Ahead Today
G3: S&P Global US PMI, euro area PMI
Asia: South Korea’s 20-day trade data, Singapore CPI
Market Highlights
The DXY US dollar index seems to be struggling to stay above the 100.50 key support level, as the US Treasury curve continues its bull-steepening move – when shorter-end rates fall faster than the longer-end. The renewed rise in USDJPY over the past week (+2.1%) helped to support the US dollar index, while the 0.8% gain in EURUSD and 1.5% appreciation in GBPUSD were providing an offset. Any US dollar rebound could prove to be short-lived with US yields set to head lower as the Fed aims to engineer a soft landing for the US economy.
The yen weakness followed the BoJ’s policy decision last Friday to leave the policy rate unchanged at 0.25%. BoJ Governor Ueda sounded less hawkish, saying the upside risk to inflation from yen’s weakness is receding, indicating that the bank is in no rush to raise rates. Also, policymakers are wary about the impact of further rate increases on financial market stability. Meanwhile, the BoJ upgraded its outlook for consumption, while reiterating that it expects inflation to be in line with its outlook in the latter half of its forecast period through FY26, suggesting it remains on a path of rate normalisation. While 10-year JGB yield has fallen since rising to about 1% in July, there’s scope for it to rise gradually as the BoJ continues with rate normalisation and quantitative tightening.
Regional FX
Asia ex-Japan currencies have extended their gains against the US dollar, with MYR (+2.3%) and IDR (+1.6%) leading gains in the region over the past week. But the KRW consolidated between 1325-1350 level, with key support zone at around 1320-1325. The 0.8% gain in CNH over the past week has some positive spillover effects on regional currencies too. There’s no surprise on the PBOC’s rate decision, as it left the 1y and 5y loan prime rates unchanged at 3.35% and 3.85%, respectively. But there’s scope for further declines to stimulate the domestic economy.

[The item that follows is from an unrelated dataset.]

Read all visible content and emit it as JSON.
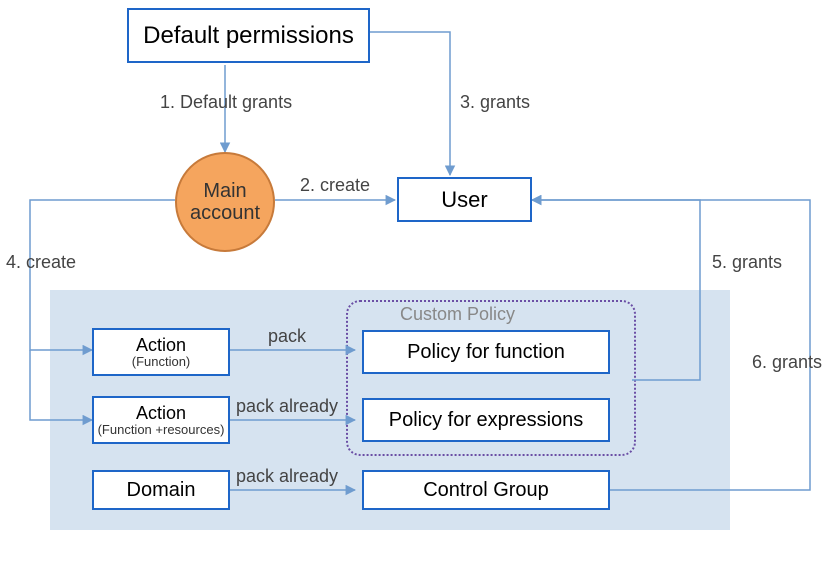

The key data highlight for Asia today is Singapore’s CPI inflation data. Bloomberg consensus is for Singapore’s core inflation to pick up modestly to 2.6% in August from 2.5% in July. Should there be a significant easing of core CPI inflation back to the 2% target, MAS could start easing the policy setting in October, keeping SGD advances against the US dollar modest.